Engineering Contradictions & Design Principles
Engineering Contradiction Analysis
1Measurement precision
If manual assessment and subjective interpretation by healthcare professionals are used, then diagnostic accuracy can be maintained through expert judgment, but diagnostic time and personnel costs increase significantly
Solution Approach 1:
An automated image processing system acts as an intermediary between the mammographic images and the final diagnostic conclusion. The system performs preprocessing, segmentation, and feature extraction to generate standardized diagnostic reports, reducing the time burden on healthcare professionals while maintaining diagnostic accuracy through consistent application of diagnostic criteria
Solution Approach 2:
The manual mechanical process of image interpretation by healthcare professionals is replaced with an automated computational system. The system uses algorithms to automatically detect, segment, and characterize breast lesions, substituting human manual assessment with automated image analysis that operates faster and with consistent criteria
2Reliability
If manual interpretation of mammographic images is performed, then diagnostic experience and subjective perception are utilized, but judgment variability and inconsistency increase among different healthcare professionals
Solution Approach 1:
The system transforms subjective diagnostic parameters into objective, quantifiable measurements.

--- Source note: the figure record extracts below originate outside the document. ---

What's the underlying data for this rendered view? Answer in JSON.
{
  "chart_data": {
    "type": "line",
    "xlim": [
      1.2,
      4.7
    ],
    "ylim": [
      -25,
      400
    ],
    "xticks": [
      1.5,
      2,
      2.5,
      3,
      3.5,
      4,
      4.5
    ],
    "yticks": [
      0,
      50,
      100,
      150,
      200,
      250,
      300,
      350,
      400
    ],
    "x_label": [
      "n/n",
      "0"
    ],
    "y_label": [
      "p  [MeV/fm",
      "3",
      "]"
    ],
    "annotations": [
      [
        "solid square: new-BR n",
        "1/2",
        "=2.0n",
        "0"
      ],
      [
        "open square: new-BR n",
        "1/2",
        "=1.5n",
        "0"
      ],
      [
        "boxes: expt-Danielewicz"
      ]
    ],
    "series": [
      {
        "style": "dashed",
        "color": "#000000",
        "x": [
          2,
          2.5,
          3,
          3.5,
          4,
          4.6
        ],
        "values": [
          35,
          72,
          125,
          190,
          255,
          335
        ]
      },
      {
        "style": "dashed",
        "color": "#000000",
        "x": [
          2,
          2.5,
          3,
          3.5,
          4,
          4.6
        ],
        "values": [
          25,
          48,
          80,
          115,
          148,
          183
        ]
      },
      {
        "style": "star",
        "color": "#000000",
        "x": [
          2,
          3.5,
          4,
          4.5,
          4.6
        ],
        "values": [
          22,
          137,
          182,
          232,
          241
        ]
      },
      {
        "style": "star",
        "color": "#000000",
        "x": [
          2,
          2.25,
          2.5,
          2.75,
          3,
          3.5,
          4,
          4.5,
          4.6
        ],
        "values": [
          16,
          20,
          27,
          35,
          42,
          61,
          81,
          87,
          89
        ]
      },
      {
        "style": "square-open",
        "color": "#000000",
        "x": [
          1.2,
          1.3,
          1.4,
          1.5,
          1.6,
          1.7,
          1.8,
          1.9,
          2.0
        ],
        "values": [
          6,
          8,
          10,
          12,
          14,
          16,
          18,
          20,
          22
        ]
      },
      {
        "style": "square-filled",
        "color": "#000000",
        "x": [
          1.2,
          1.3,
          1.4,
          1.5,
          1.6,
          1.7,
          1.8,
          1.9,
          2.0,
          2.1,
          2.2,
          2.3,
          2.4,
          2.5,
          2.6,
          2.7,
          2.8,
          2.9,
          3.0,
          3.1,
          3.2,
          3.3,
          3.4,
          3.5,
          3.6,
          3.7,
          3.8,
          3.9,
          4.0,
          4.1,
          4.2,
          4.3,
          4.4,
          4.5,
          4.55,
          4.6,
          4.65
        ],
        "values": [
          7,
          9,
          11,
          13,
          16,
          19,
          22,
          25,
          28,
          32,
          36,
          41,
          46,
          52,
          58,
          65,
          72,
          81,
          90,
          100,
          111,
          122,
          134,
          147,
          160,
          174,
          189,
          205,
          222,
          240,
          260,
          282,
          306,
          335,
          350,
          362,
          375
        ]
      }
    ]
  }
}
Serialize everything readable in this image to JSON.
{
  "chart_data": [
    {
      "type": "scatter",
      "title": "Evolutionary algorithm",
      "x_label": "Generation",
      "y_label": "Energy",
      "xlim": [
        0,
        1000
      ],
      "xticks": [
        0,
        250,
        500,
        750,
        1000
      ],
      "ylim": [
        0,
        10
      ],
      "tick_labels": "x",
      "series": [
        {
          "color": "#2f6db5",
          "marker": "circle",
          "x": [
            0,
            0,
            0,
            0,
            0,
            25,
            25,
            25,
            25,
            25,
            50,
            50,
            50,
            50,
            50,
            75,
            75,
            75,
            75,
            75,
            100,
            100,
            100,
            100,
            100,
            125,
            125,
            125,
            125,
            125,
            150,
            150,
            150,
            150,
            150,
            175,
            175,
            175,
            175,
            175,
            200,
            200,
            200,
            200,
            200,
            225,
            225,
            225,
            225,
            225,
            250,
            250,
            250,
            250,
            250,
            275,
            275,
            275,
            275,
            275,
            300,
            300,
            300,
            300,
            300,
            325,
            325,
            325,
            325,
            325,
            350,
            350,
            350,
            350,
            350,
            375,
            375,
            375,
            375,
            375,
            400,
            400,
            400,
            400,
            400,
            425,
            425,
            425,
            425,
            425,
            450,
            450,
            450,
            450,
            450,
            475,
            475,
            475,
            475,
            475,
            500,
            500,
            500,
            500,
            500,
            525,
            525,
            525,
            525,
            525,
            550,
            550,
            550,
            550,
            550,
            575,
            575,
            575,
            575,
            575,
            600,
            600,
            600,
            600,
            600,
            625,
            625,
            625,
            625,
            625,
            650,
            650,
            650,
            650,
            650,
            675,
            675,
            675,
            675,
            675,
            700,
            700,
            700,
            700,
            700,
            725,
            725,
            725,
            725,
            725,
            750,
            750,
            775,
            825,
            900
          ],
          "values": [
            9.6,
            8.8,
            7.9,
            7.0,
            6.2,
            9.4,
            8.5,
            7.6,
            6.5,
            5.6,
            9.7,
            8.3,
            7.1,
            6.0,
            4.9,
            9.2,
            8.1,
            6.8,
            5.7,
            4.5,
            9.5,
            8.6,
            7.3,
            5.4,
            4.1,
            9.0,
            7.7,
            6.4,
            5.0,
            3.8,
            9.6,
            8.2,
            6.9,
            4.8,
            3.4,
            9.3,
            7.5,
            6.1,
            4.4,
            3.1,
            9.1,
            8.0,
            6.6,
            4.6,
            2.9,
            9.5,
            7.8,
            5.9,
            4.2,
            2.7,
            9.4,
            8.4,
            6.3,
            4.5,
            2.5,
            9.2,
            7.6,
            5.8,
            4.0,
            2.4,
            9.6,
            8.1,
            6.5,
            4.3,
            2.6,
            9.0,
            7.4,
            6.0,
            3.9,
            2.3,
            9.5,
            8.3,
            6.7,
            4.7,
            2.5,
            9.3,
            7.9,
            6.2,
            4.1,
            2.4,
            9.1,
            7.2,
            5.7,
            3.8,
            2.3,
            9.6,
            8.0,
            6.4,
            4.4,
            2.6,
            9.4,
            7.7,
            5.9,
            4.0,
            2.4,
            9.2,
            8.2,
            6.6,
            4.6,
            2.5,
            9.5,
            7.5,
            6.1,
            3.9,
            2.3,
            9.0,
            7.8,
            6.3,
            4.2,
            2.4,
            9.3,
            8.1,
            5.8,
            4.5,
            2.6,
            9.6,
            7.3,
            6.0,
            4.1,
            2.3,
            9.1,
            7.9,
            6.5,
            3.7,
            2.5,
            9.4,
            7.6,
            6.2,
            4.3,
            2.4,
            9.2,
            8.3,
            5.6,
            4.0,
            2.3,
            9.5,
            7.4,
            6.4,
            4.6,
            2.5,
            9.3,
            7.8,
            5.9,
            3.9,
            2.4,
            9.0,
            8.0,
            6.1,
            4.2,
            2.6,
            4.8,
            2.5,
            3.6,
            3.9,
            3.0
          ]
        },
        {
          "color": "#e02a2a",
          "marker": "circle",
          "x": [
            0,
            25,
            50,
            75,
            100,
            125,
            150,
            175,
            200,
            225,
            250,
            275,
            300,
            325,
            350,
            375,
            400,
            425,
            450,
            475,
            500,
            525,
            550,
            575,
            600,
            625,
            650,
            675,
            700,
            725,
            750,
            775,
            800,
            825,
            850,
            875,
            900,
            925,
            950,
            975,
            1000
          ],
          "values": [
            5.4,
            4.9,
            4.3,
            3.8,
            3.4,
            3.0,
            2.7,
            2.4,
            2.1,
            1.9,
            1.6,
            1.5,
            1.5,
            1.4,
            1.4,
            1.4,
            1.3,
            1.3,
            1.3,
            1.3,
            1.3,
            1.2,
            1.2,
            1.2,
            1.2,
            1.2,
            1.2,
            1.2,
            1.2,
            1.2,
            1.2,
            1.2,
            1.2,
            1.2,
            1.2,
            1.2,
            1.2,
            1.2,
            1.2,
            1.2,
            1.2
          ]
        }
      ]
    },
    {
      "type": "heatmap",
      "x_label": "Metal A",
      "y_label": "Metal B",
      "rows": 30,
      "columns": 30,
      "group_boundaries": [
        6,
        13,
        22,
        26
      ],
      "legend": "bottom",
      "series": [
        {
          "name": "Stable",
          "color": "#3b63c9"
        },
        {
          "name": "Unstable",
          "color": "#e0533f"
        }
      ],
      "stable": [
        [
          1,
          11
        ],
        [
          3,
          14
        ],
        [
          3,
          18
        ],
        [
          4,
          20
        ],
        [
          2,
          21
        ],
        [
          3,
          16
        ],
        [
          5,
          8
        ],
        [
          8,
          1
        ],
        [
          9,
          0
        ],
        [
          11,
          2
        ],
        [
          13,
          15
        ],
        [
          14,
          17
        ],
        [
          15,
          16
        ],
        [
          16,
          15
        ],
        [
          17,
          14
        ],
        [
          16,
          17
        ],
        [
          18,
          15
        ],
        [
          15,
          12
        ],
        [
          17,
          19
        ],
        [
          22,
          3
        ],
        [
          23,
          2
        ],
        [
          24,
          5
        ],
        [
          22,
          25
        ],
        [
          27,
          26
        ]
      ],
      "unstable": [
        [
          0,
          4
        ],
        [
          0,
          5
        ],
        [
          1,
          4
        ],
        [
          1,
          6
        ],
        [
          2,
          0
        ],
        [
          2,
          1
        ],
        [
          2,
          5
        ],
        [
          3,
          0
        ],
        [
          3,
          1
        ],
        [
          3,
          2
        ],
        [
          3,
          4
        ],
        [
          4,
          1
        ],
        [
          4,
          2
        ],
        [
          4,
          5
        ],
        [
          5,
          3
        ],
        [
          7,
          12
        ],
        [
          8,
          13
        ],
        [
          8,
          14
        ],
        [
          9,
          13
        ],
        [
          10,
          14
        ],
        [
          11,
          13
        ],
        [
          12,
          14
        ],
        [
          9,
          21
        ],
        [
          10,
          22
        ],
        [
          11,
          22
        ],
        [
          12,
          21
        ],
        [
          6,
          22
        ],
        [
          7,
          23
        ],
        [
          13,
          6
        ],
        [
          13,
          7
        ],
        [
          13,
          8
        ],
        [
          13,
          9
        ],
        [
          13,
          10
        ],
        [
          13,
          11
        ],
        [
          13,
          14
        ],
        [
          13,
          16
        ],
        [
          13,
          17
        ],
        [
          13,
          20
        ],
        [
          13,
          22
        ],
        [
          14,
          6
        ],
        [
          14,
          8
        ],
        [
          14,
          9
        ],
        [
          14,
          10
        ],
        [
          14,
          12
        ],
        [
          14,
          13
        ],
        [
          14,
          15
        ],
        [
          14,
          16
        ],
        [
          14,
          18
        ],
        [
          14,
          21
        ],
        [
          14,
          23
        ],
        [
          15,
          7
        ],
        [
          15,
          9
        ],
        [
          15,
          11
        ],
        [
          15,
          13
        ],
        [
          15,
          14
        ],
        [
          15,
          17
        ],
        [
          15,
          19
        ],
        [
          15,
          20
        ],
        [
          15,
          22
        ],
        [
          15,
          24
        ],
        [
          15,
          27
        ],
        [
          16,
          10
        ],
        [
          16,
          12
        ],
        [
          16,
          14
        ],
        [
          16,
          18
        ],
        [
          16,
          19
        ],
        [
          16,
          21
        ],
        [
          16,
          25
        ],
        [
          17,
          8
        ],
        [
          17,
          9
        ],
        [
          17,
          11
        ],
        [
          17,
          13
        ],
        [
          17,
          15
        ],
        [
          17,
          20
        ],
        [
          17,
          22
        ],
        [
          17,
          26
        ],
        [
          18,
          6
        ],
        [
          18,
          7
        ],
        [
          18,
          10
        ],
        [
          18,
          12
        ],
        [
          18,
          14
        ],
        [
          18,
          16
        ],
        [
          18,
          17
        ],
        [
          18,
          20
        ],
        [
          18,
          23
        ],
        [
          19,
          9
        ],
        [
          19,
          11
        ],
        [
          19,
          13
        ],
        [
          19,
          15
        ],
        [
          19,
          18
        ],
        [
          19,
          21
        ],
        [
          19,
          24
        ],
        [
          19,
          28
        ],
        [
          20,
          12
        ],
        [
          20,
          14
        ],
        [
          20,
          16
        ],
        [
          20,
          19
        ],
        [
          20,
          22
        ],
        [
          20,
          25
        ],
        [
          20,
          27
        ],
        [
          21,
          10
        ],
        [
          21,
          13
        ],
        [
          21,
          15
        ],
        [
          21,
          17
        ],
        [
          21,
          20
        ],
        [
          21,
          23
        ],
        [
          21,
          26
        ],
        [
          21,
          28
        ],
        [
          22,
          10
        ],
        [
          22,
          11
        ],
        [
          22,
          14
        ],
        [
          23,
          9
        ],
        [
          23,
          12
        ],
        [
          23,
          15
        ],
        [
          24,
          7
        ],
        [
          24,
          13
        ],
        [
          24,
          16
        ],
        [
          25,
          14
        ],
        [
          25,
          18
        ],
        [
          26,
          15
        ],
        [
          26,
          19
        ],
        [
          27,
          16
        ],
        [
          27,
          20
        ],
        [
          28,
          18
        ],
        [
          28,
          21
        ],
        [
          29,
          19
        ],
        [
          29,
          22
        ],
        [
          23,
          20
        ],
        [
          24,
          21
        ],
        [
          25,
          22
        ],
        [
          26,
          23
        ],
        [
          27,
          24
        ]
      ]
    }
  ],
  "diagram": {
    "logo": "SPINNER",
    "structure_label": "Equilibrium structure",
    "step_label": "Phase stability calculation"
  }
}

By converting qualitative assessments into standardized numerical parameters and applying consistent algorithms, the system eliminates variability between different healthcare professionals while maintaining diagnostic reliability through reproducible results
3Measurement precision
If comprehensive image processing and segmentation are performed, then detection precision of breast lesion attributes is improved, but processing time and computational complexity increase
Solution Approach 1:
The image processing pipeline is divided into distinct sequential stages: preprocessing (denoising, contrast enhancement), segmentation (lesion identification and boundary detection), and feature extraction (characteristic measurement). This segmentation allows each stage to be optimized independently, achieving high detection precision while managing computational complexity through modular processing
Solution Approach 2:
Image preprocessing operations such as denoising and contrast enhancement are performed before segmentation and feature extraction. These preliminary actions prepare the images by reducing noise and enhancing lesion visibility, which simplifies subsequent processing steps and improves detection precision without requiring overly complex algorithms in later stages
Data Source
AI summary
A method is provided for building a model to determine breast lesions in a subject. The method involves sequential process of image processing, segmentation, object detection, and masking on obtained mammographic images to obtain local images and extracted feature information of breast lesions. Following this, classification and training are conducted using the local images and feature information to establish the model. Also provided herein is a method for diagnosing and treating breast cancer with the aid of the model.